Nostalgia: how good were "the good old days," really?
July 7, 2012
The good old days weren’t so good for these people.
THIS (click the word) very powerful piece referring to the Mad Men nostalgia craze and why “the greatest generation” wasn’t ran on Gawker on June 27.
The writer is bothered by our rosy, nostalgic picture of the past and points out many of the ways the past was harder than the present.
It’s true. Racism and sexism pervaded 20th century culture, even more seriously and more obviously than it does today. Oh, the “isms” are still there. You have to look a tiny bit harder, but not much harder.
So I agree with the writer:
Unless you were a rich, white guy, the good ole days weren’t all that good.
But what they were is simpler, and I think that’s what many of us respond to when we feel such nostalgia for the past.
Simpler.
And in that respect, easier.
People knew their roles. Choices were limited. Paths were clearer.
I’m not saying that’s good. Or bad. Just that it’s a fact.
I’ve been saying this for decades: life is way harder when you must choose from a multitude of options. Stay at home mom? Part-time professional? Full-time professional and mom? Single mom? Full time professional without kids? Get married? Get divorced? Live with someone?
Stay single? Adopt? Do in vitro? Use a surrogate? Change your physical gender? Come out of the closet?
Be a nurse? Be a doctor? Be a PhD candidate? Program computers? Be a barista?
Yes, all those options were available in one form or another in the mid-20th century. It’s just that many of them weren’t viable. An African-American woman could go to medical school, for example. A woman could be a computer programmer. But that wasn’t common.
Society more strictly proscribed our roles and stepping out of them was rare.
Nostalgia’s like a file that smooths away the rough edges
Our lives today are super-complex and nostalgia allows us to set that aside for a bit and imagine a selectively simpler world. In our fantasy, we can ignore sexism, racism and the race to meet our potential, while we bask in a time when many decisions were just not open to us. Tough choices didn’t have to be made.

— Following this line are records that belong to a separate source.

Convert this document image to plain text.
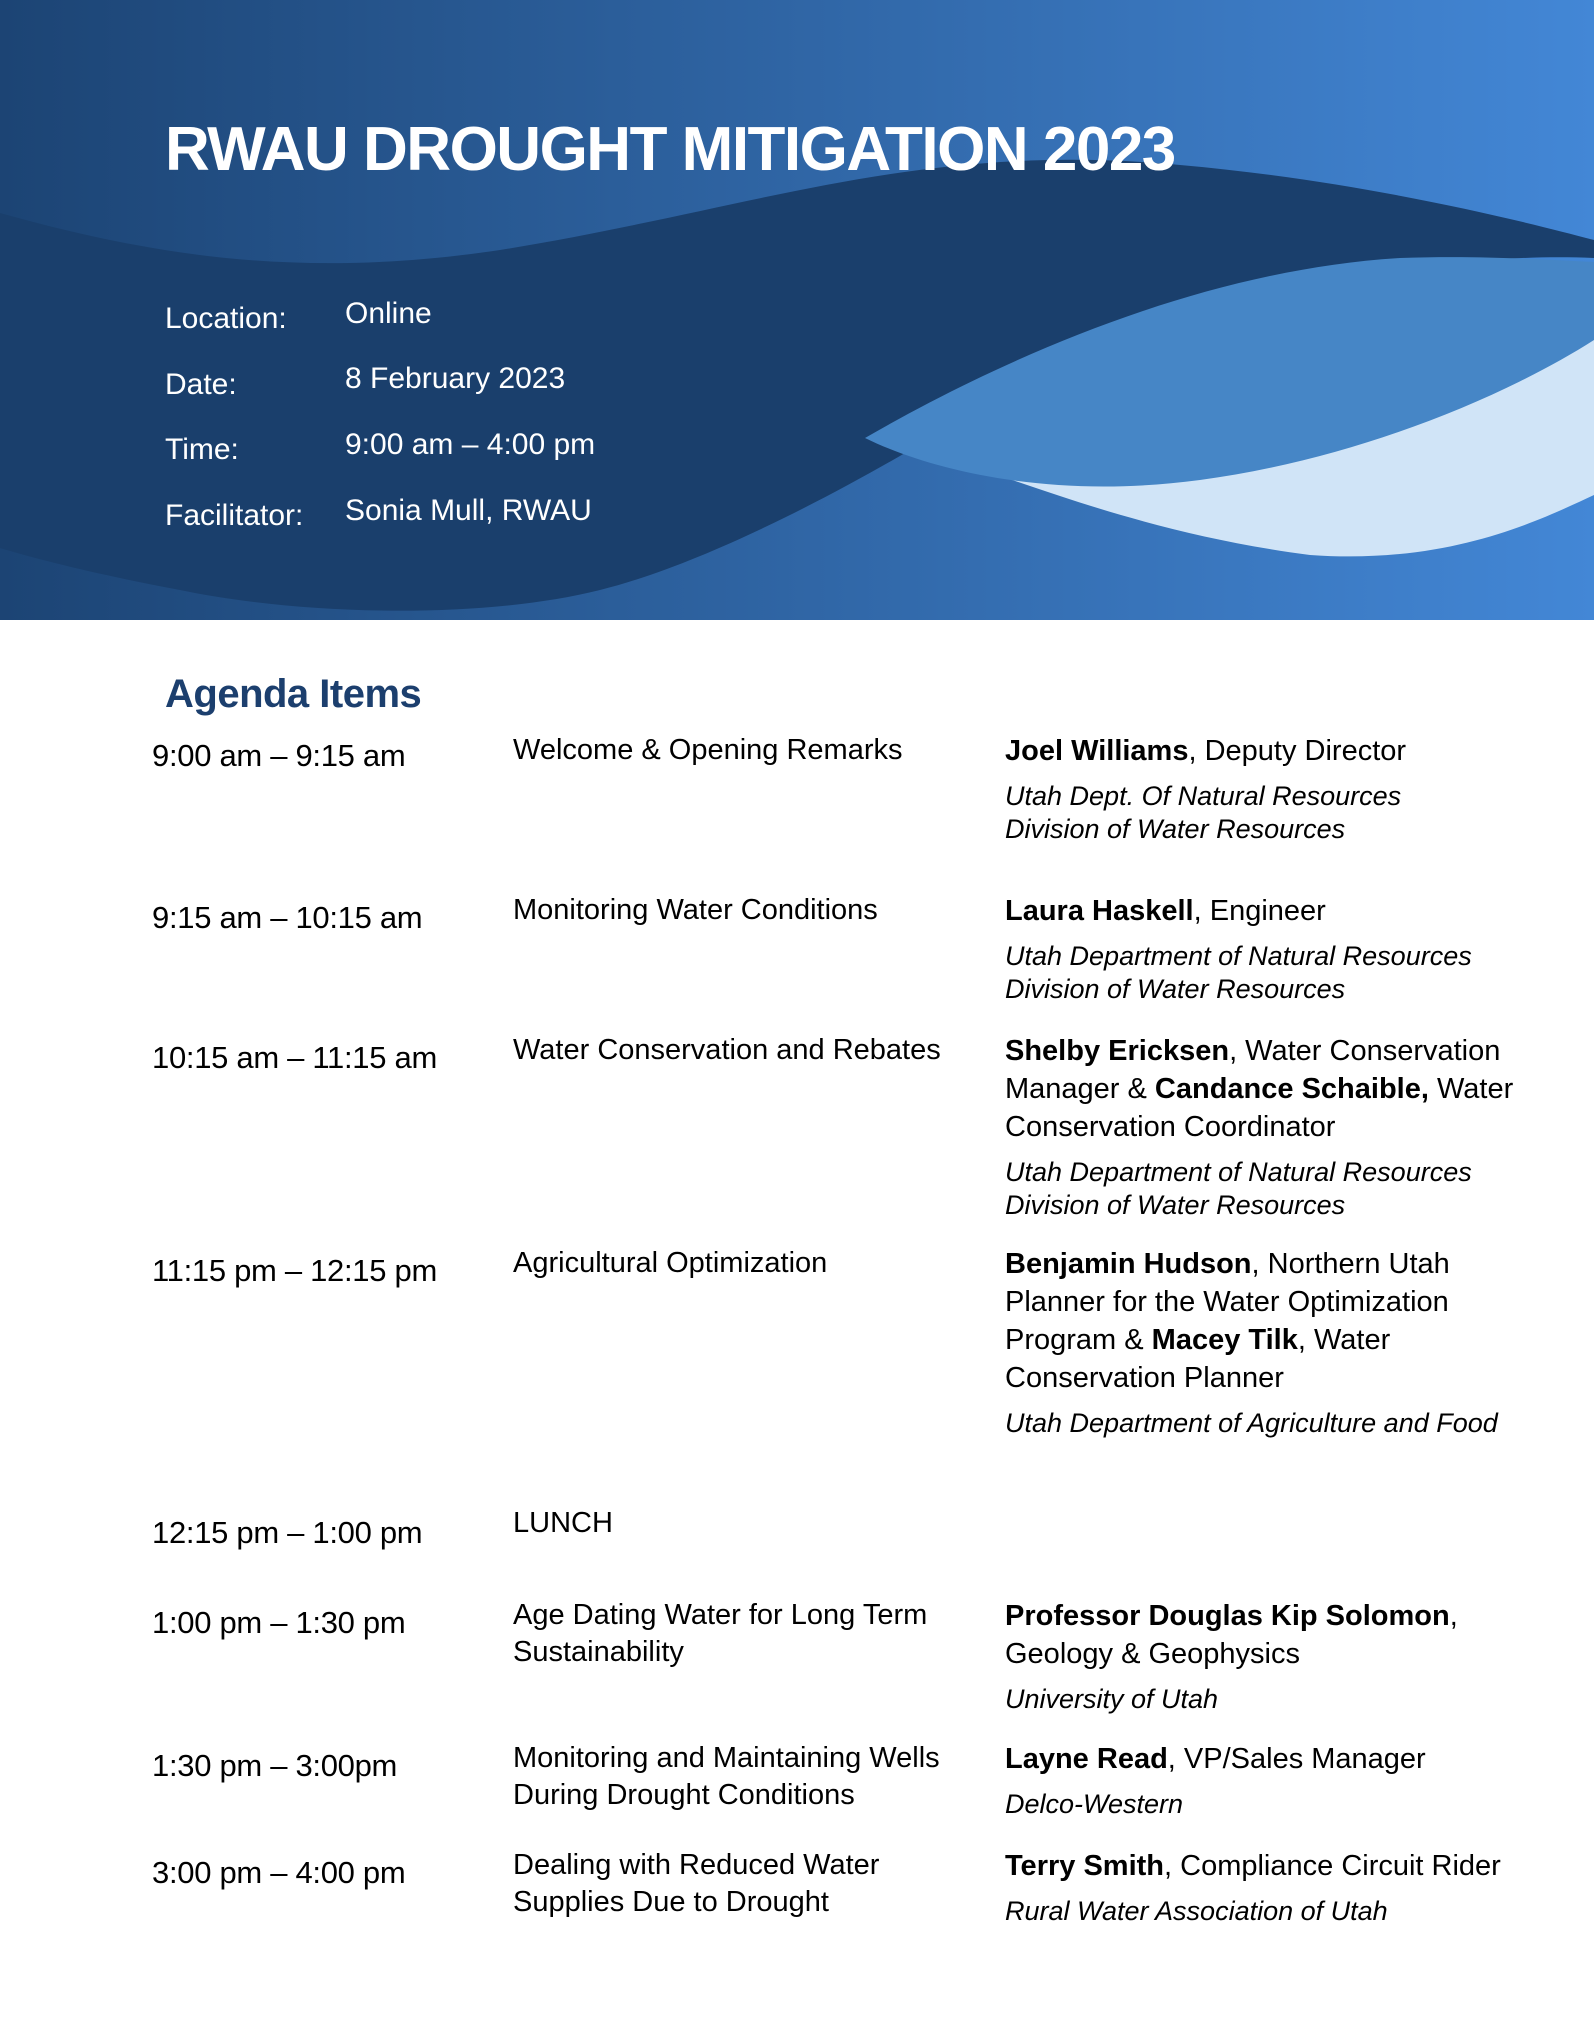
RWAU DROUGHT MITIGATION 2023
Location: Online
Date:	8 February 2023
Time:	9:00 am – 4:00 pm
Facilitator: Sonia Mull, RWAU
Agenda Items
9:00 am – 9:15 am	Welcome & Opening Remarks	Joel Williams, Deputy Director
Utah Dept. Of Natural Resources
Division of Water Resources
9:15 am – 10:15 am	Monitoring Water Conditions	Laura Haskell, Engineer
Utah Department of Natural Resources
Division of Water Resources
10:15 am – 11:15 am	Water Conservation and Rebates	Shelby Ericksen, Water Conservation Manager & Candance Schaible, Water Conservation Coordinator
Utah Department of Natural Resources
Division of Water Resources
11:15 pm – 12:15 pm	Agricultural Optimization	Benjamin Hudson, Northern Utah Planner for the Water Optimization Program & Macey Tilk, Water Conservation Planner
Utah Department of Agriculture and Food
12:15 pm – 1:00 pm	LUNCH
1:00 pm – 1:30 pm	Age Dating Water for Long Term Sustainability
Professor Douglas Kip Solomon, Geology & Geophysics
University of Utah
1:30 pm – 3:00pm	Monitoring and Maintaining Wells During Drought Conditions
Layne Read, VP/Sales Manager
Delco-Western
3:00 pm – 4:00 pm	Dealing with Reduced Water Supplies Due to Drought
Terry Smith, Compliance Circuit Rider
Rural Water Association of Utah
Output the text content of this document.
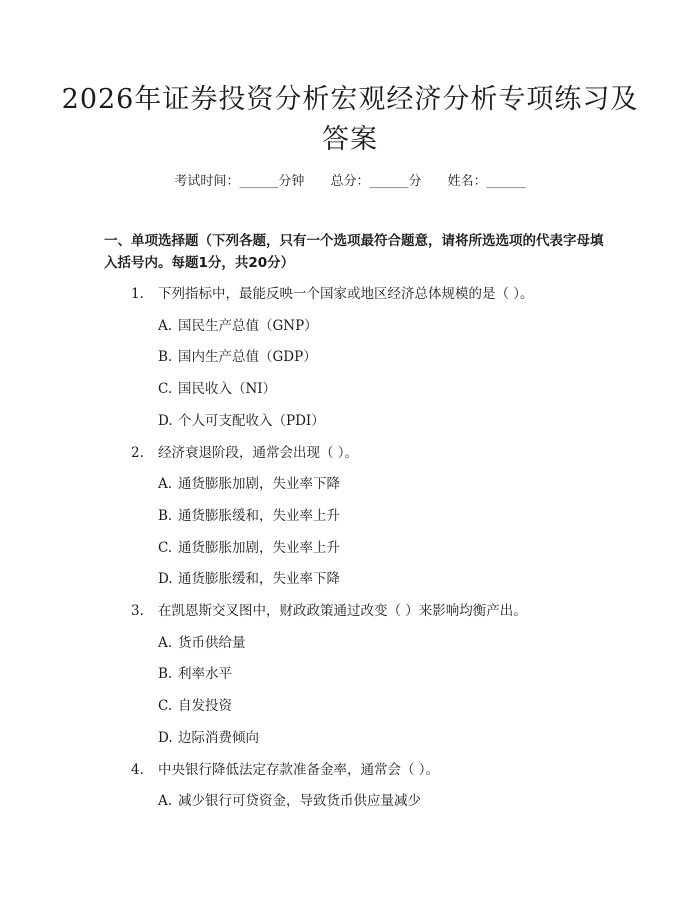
2026年证券投资分析宏观经济分析专项练习及答案
考试时间：______分钟 总分：______分 姓名：______
一、单项选择题（下列各题，只有一个选项最符合题意，请将所选选项的代表字母填入括号内。每题1分，共20分）
1. 下列指标中，最能反映一个国家或地区经济总体规模的是（ ）。
A. 国民生产总值（GNP）
B. 国内生产总值（GDP）
C. 国民收入（NI）
D. 个人可支配收入（PDI）
2. 经济衰退阶段，通常会出现（ ）。
A. 通货膨胀加剧，失业率下降
B. 通货膨胀缓和，失业率上升
C. 通货膨胀加剧，失业率上升
D. 通货膨胀缓和，失业率下降
3. 在凯恩斯交叉图中，财政政策通过改变（ ）来影响均衡产出。
A. 货币供给量
B. 利率水平
C. 自发投资
D. 边际消费倾向
4. 中央银行降低法定存款准备金率，通常会（ ）。
A. 减少银行可贷资金，导致货币供应量减少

Perhaps nostalgia is reserved for white people. Or maybe, like me, African-Americans and Latinos also set aside the darker parts of the past and remember only the good parts. If there were any. I can only speak from my own experience.
I’m not saying I’d rather be a housewife or secretary. I’m glad I had a long career in business and was decently compensated for it. But it did make my life more complex. And when I want a break from that complexity, I close my eyes and step back into that simpler time.